5.12.2011

I guarantee I am high on someones kill list

It is Day of The Bunny! My Day! Hooray!
I wish I had known before today so I could have prepared. Last minute all I can really think to do in celebration is masturbate and drink Jager Bombs (BRB).
There should be a list!
There should be a Haiku!
Where's my parade?!

Watched the Movie Edmond last night starring the fantastically talented William H. Macy as a married man who leaves his wife, and wanders into the world to have a few new experiences. Aw. He does. Aw.
Good movie for a Wednesday night.

You cannot fool cops on TV anymore, not that you ever could but its getting even harder these days. They always get you. Hooked and booked, crook.
Forensic Teams with more schooling than God, the ability to recall facts and figures and measurements without the use of any handheld instrument help of any kind, scrape up all the fibers, blood, analyze the splatters, psychics are consulted, bug specialists, bone specialists, monkey urine specialists. The cops are expert interrogators, the criminals halfwits.
Case Closed.
Lets get a beer.

In real life, however, people get away with murder every day. Do you know how many unsolved homicide cases and serial killers operate in Orlando alone? You'd never leave the house thats how many. Or be allowed, as is the case for my best friend who deals with the unfortunate short leash of her husband, an Undercover Investigator who busts child pornography rings operating steps from The Magic Kingdom and seeks much wiser serial murders who have evaded law enforcement for more than twenty years running.
I don't wanna know, I don't wanna know.

Our ride will begin moving shortly, keep your arms and legs inside the vehicle at all times, or someone might come by in a mask, chop it off with a machete and rape a small dog covered in peanut butter with it. Straight to VHS.

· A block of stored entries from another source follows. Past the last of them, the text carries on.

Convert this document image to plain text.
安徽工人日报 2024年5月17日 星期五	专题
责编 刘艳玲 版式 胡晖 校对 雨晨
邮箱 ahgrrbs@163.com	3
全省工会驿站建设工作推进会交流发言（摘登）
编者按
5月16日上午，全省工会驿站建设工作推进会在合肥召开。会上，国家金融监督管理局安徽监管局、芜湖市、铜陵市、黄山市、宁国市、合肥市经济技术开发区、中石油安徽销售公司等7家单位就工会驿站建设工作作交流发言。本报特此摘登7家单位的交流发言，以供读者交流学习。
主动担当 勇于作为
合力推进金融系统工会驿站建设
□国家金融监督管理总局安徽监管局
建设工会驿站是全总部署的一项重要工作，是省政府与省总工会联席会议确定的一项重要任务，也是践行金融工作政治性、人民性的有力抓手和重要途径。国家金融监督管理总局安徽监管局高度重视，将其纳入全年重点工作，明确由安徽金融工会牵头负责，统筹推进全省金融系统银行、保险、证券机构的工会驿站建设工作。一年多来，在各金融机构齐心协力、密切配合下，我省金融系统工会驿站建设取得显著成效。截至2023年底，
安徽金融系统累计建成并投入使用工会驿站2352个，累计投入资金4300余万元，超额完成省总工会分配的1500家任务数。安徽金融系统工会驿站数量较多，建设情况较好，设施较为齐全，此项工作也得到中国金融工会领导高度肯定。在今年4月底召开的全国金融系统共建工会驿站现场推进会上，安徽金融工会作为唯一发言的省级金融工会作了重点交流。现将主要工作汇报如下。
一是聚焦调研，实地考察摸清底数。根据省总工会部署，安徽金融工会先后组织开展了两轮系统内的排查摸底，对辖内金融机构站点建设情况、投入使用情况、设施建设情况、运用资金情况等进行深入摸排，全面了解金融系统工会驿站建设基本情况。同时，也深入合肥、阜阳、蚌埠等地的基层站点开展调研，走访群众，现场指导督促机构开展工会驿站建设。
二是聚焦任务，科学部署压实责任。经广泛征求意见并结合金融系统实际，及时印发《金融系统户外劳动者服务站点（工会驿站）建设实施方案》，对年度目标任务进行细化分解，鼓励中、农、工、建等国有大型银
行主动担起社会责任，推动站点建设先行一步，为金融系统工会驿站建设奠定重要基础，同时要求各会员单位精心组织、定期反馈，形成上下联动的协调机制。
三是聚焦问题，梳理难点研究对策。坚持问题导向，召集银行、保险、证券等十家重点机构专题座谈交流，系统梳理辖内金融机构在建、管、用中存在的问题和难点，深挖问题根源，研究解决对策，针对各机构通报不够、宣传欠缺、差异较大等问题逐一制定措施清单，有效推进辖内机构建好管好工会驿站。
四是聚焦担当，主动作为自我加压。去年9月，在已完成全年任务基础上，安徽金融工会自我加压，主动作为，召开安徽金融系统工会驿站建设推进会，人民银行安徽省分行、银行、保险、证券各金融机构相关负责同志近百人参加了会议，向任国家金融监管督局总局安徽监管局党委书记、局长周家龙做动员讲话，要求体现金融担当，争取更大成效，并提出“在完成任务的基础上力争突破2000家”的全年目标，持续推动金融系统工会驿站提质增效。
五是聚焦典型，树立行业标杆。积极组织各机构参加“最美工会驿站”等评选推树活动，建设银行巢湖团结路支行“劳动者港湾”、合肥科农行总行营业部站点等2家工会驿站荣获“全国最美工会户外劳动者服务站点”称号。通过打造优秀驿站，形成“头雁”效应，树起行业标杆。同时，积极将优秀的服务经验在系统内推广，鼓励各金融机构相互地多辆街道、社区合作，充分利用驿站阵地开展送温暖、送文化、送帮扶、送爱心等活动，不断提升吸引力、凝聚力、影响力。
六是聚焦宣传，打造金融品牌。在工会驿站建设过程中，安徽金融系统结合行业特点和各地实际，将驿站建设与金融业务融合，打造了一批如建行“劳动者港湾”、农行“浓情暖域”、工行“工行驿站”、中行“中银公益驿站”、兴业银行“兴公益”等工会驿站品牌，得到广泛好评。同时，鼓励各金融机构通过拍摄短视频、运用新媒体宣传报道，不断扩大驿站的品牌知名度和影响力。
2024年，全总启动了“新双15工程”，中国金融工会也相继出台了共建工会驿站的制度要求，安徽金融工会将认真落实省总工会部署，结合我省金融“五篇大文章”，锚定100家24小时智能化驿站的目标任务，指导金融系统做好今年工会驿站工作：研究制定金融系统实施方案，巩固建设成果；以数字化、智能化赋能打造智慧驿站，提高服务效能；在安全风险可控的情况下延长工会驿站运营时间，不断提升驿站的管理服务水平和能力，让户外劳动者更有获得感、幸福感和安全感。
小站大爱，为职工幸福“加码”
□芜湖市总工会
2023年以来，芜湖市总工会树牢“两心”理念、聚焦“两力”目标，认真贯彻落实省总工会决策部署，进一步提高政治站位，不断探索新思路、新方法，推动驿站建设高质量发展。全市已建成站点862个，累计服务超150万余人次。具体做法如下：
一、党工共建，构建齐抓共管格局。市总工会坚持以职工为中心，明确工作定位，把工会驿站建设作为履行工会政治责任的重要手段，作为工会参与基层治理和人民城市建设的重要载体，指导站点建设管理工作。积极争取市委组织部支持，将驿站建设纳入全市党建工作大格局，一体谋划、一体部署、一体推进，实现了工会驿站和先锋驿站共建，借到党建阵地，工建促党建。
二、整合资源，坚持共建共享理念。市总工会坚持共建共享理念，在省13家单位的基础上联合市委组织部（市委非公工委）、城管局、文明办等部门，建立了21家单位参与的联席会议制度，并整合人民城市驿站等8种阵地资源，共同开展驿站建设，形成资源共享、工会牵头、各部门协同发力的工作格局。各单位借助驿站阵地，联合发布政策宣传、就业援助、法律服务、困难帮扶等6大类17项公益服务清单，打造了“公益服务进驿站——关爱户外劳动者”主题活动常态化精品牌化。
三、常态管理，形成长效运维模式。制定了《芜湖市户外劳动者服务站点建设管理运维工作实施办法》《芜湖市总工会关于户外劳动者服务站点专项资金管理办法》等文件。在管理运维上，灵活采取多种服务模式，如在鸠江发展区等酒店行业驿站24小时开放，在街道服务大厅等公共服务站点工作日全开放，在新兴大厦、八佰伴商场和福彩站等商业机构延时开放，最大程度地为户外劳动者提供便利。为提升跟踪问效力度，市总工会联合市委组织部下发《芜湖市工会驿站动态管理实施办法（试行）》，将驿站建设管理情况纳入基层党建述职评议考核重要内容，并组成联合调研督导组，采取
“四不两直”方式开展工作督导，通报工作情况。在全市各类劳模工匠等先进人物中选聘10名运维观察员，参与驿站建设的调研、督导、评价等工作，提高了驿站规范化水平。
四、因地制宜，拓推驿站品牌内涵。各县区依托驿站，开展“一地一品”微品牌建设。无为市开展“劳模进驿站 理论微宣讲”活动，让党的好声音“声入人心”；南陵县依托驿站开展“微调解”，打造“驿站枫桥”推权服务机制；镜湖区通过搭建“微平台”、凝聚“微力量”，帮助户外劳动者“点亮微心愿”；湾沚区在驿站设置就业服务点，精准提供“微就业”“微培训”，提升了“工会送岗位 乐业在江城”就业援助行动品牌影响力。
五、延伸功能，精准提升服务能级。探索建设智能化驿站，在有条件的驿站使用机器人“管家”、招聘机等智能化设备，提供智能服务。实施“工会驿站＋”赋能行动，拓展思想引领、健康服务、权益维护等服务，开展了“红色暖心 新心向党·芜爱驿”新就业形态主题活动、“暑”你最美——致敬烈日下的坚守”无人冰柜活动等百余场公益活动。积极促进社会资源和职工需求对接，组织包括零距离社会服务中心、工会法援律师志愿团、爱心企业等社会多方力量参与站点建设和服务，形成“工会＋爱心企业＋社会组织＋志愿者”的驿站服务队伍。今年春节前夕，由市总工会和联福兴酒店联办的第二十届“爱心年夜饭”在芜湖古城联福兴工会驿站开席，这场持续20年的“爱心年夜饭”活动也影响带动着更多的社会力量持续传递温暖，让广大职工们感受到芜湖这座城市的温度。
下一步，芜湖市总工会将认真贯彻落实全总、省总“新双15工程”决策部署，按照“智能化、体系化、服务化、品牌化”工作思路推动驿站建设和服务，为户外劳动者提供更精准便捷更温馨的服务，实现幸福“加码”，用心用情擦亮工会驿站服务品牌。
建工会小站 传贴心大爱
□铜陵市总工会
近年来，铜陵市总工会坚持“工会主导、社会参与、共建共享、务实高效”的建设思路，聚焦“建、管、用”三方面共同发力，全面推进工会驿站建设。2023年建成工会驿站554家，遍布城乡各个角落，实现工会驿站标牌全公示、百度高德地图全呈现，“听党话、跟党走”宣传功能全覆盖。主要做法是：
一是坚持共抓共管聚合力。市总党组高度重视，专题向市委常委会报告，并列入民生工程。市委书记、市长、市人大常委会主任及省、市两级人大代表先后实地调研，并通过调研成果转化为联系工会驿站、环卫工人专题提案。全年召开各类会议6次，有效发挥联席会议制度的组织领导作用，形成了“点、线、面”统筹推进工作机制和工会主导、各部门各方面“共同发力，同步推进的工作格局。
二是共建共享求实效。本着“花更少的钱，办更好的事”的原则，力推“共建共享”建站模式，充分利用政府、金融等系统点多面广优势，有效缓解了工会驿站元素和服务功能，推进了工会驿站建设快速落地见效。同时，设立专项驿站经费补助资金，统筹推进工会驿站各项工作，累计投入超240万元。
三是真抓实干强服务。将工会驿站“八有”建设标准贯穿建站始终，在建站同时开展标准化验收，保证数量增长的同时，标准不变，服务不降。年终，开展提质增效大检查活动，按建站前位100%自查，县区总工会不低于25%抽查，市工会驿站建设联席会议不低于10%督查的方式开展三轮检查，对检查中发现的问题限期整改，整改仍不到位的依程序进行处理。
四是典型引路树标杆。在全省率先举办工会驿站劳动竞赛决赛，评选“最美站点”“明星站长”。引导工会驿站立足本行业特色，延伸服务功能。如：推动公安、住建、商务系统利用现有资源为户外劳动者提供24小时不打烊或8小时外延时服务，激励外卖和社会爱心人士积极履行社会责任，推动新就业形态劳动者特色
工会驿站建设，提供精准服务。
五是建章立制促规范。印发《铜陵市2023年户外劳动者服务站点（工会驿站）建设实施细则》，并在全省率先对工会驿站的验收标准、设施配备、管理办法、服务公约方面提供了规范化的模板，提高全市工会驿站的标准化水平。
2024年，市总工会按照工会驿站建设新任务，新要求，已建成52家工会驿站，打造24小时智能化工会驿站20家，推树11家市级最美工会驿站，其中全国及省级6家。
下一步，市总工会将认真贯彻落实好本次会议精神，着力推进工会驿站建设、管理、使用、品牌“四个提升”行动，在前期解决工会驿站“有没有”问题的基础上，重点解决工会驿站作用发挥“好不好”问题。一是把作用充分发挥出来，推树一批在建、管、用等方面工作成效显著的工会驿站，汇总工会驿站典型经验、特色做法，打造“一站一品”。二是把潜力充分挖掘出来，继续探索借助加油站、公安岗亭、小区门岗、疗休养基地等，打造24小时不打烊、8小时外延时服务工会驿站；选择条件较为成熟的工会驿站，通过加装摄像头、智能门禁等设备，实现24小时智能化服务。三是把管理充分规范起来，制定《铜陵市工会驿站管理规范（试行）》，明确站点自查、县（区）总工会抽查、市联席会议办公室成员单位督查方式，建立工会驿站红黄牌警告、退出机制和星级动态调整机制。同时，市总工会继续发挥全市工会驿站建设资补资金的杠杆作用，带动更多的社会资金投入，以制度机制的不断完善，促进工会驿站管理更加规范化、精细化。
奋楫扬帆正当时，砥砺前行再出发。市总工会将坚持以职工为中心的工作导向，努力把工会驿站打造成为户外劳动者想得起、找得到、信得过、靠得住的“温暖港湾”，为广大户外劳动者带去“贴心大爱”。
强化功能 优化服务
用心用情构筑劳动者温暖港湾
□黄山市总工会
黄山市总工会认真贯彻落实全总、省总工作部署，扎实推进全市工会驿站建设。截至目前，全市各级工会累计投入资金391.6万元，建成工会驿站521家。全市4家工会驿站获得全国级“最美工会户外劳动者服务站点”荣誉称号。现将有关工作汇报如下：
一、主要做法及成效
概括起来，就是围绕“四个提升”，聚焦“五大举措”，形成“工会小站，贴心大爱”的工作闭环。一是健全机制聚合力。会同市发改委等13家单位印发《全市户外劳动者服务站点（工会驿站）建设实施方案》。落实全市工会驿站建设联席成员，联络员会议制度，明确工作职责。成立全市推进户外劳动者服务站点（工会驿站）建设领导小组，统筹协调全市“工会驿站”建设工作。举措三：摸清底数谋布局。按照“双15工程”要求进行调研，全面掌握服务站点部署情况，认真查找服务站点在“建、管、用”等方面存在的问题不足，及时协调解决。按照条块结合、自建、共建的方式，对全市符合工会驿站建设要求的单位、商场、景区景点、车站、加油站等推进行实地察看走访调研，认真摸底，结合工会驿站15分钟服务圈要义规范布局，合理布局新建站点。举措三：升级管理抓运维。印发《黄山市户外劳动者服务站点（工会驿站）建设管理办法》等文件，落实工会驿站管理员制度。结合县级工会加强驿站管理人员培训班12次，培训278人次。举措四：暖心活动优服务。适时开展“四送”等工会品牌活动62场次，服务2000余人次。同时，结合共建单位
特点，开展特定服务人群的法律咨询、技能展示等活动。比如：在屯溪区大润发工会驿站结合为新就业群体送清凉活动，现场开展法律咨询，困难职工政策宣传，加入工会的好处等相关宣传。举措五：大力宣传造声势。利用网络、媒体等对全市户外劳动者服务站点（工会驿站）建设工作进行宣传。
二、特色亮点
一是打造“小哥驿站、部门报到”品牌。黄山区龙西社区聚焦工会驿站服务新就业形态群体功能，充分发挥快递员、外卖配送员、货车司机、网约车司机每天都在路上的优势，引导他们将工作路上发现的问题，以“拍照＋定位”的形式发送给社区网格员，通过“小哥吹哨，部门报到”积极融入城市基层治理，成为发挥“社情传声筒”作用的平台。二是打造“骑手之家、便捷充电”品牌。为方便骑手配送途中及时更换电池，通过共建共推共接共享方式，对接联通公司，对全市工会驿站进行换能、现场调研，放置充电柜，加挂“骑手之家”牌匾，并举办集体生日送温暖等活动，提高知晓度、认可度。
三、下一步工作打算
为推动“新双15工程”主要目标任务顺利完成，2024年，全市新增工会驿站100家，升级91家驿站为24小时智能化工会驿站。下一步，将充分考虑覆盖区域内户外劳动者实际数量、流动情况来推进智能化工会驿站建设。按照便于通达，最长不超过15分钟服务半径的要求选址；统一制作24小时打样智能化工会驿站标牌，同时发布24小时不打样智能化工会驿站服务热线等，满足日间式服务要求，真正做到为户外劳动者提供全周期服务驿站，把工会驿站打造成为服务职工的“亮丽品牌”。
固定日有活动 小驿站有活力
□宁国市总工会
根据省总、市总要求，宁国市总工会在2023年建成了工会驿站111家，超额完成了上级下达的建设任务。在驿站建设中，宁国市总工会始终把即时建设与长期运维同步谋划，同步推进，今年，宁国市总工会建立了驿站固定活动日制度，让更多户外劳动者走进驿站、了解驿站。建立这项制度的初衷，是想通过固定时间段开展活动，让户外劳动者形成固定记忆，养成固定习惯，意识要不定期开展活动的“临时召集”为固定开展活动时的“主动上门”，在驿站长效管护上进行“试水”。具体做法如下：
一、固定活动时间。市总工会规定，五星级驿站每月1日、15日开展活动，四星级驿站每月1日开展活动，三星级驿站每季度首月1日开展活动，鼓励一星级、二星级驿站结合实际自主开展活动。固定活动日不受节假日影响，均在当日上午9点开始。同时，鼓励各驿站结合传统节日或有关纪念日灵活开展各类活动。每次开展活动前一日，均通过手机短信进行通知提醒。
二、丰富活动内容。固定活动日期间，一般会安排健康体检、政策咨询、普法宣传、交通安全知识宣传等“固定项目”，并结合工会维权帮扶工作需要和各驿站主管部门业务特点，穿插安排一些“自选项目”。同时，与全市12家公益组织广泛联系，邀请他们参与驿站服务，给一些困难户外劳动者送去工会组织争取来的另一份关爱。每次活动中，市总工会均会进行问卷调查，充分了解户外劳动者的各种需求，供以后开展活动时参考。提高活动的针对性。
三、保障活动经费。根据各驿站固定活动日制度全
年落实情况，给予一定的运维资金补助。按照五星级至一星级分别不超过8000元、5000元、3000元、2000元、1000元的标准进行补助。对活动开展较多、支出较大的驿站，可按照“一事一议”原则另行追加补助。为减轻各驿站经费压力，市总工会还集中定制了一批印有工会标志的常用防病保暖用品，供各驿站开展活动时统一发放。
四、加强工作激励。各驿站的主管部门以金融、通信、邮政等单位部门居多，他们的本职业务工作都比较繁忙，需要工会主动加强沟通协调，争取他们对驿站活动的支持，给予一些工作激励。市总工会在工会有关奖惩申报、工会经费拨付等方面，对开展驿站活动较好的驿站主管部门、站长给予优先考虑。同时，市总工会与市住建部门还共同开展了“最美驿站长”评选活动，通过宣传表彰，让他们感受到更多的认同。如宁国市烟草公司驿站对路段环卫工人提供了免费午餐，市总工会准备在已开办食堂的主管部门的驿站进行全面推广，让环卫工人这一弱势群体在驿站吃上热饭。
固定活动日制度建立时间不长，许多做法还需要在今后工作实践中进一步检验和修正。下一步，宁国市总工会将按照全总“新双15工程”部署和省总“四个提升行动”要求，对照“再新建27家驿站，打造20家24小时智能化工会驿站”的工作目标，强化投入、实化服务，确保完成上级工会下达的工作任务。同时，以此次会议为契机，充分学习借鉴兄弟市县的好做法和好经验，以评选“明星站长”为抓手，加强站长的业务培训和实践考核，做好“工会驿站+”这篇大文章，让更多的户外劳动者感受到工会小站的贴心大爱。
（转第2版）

In New York recently, they have been finding bodies all over a section of Long Island (just uncovered they say but seriously, its an island, no one EVER went to this part of it, heh, well SOMEONE did...), leading investigators to believe they had a serial killer operating in the area. Further forensics has revealed a much different reality. You know how you have that one secret coffee shop or bar that you go to that only locals know about and when you walk in, its mostly the same people, who may or may not know your name. Yea. The underground Long Island murder sect apparently has a similar place where the prime area has become a virtual "Cheers" type dumping ground for dead bodies over the last few decades.
The truth is always more frightening than one can imagine.
That's Entertainment!

Top Five Places To Stay Away From 2011
1. Disney AREA
2. Long Island
3. Mexico
4. Japan (non murderous reasons)
5. Haiti (dirt pie reasons)

i root for bad guys
extermination HOLLA
you thin out the herd

OK, WHERES MY ROCKING FLOAT, BOUNCING DOWN THE STREET TO THICK BEATS, WHILE DOUBLE CHEESEBURGERS ARE BEING THROW TO THE CROWDS?!